Hace unos pocos días, en un programa televisivo dedicado al mundo de lo sobrenatural, ocultos y sospechoso [véase ‘Cuarto Milenio’], se habló de las fobias y miedos que producen algunos objetos cotidianos e inertes: en concreto el tema se centraba en la figura de los payasos.
Apenas nada relevante que destacar, si exceptuamos la impresionante puesta en escena y presentación, en la sarta de obviedades y lugares comunes con las que los comentaristas y el director del programa nos castigaron. Tan sólo la relación entre el hecho de que el muñeco, el payaso, es un ser que usa una máscara, algo que oculta, que no nos deja ver el fondo real de las personas y por ende del universo…

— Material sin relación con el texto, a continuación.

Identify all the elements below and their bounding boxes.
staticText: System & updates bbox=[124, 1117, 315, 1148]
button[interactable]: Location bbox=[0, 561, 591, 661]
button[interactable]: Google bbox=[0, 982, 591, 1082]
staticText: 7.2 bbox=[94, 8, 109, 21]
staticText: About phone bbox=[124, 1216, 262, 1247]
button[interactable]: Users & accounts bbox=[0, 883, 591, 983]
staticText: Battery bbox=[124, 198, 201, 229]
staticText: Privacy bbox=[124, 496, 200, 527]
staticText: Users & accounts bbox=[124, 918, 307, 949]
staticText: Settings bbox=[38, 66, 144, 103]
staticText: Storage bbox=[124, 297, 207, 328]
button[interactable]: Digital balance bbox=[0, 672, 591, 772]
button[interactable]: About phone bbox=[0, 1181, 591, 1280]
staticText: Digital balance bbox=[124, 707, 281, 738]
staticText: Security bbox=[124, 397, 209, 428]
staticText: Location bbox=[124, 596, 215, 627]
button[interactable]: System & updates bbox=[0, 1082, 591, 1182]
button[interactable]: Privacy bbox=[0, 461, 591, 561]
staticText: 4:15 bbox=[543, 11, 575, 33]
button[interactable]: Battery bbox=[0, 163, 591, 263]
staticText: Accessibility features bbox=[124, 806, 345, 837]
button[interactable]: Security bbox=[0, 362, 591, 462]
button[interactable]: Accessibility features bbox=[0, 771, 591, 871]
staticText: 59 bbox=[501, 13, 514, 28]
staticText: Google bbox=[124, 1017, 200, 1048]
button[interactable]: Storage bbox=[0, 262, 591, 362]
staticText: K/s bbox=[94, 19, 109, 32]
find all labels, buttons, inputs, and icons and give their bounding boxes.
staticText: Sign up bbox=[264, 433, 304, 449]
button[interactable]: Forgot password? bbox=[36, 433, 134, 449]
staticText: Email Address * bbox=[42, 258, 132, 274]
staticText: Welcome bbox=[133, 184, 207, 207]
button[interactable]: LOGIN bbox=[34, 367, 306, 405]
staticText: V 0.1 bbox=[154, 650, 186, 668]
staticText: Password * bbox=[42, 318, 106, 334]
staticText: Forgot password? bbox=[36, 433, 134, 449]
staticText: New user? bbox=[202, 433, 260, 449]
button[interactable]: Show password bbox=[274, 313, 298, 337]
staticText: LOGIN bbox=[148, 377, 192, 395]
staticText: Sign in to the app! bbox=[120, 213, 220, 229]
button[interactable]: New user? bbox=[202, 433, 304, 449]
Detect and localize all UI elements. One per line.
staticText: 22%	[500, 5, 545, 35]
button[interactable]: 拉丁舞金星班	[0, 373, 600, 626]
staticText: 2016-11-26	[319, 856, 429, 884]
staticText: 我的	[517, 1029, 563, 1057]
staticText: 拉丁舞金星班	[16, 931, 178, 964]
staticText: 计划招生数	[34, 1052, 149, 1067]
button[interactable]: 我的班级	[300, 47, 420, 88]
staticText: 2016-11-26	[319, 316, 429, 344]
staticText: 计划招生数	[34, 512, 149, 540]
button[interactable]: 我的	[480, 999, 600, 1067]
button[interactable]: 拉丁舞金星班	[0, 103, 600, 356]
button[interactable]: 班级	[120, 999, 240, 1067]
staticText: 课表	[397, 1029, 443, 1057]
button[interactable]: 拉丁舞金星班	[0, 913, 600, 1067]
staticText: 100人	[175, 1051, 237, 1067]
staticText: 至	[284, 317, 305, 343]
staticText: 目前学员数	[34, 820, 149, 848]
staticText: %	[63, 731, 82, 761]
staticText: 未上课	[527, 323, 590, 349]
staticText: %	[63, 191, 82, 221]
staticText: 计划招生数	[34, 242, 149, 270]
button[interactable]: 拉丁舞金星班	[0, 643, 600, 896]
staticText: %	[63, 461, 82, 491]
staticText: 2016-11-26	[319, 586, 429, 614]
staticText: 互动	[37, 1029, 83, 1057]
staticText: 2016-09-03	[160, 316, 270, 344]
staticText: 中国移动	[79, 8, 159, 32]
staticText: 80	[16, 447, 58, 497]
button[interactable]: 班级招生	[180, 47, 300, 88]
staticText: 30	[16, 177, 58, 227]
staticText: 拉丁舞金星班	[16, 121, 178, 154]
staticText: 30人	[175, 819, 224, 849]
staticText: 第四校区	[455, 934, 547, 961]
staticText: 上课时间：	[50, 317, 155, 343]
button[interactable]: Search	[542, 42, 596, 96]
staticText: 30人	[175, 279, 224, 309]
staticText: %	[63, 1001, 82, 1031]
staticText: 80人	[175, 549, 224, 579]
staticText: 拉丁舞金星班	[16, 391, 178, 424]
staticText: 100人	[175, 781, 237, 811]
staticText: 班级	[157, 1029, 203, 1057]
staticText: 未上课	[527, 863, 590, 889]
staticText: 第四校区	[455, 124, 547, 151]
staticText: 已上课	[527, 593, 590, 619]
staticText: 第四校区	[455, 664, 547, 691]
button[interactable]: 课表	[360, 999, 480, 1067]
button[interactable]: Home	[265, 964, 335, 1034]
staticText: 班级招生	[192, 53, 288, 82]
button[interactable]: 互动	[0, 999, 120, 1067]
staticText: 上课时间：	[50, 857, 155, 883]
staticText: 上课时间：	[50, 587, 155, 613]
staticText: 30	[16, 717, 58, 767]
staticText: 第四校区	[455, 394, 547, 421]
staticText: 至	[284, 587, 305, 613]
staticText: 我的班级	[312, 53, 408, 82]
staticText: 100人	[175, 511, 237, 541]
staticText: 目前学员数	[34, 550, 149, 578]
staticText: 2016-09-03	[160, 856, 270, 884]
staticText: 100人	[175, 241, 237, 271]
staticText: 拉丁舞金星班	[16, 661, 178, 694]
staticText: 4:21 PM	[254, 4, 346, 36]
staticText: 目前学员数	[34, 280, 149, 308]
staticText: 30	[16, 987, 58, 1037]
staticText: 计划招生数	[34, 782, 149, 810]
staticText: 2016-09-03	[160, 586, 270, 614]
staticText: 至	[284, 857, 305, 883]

Sin embargo no puede dejar de pensar en ello. La fuerza simbólica del payaso está ahí. En eso tenían razón; es una fuente de miedo e perturbación muy común, demasiado común. Conozco a mucha gente, conocidos, amigos y hasta familiares que sufren esta, si no fobia, al menos sí inquietud. La literatura y el cine (de terror) han explotado dicho símbolo a placer, con mayor o menor éxito.
¿A qué puede deberse, me preguntaba?
¿Máscara? Sí, podría ser una respuesta. La máscara es oculta algo que alguien quiere que no veamos, disimula, cambia el aspecto y por ende la personalidad. Ese alguien quiere engañarnos, y nuestro subconsciente nos impele a temer el engaño, a ser precavidos y preguntarnos por qué, con qué intención se nos quiere engatusar.
Sin embargo se me vino a la mente otra posible causa más centrada en el propio personaje del payaso.
El payaso es la trasmigración del bufón, su evolución histórica. Se le está permitido todo. En cierta manera un payaso no obedece a las reglas, las subvierte con el objeto de hacernos reír. Sí, un payaso destila ternura a través de algunas de sus acciones, pero no olvidemos que él también juego con la crueldad y el dolor, con la falsedad y el engaño. Todos recordamos esos gajs en los que un segundo personaje es objeto de todo tipo de barrabasadas, de acciones que en la vida real estarían mal consideradas e incluso serían reprobables y punibles. Existe una deliberada y rebuscada brutalidad en muchas de estas escenas ‘graciosas’, a lo que se suma esa especie de capacidad mágica para pasar por encima de las reglas materiales (no sólo las morales). Ese espectáculo alimenta y apacigua nuestros impulsos primarios, alimenta nuestro lado oscuro y doma nuestra propia tendencia hacia la crueldad. Por su puesto, en el momento que el espectáculo se acaba, salimos del circo, apagamos el televisor, las reglas vuelve a tomar el control, el exceso y la crueldad están sometidos al imperativo de la convivencia, de la ética.
Pero la figura del payaso sigue ahí, hincada como un paradigma de que es difícil desembarazarse. Y entonces se convierte en un intruso, en un peligroso compañero de habitación que en cualquier momento puede reaparecer, y con él su comportamiento impredecible, sádico y dañino. Es un perfecto foco de miedo, de inquietud, es poderoso, despiadado, habituado a buscar los puntos débiles y aprovecharlos… sólo que cuando está ahí, colgado de la pared de nuestro dormitorio, escondido entre otros peluches, al acecho, su compañero en los juegos macabros es uno mismo y no cualquier otro payaso.
Creo que ahí reside el poder de fascinación del payaso, esa fascinación negativa, claro.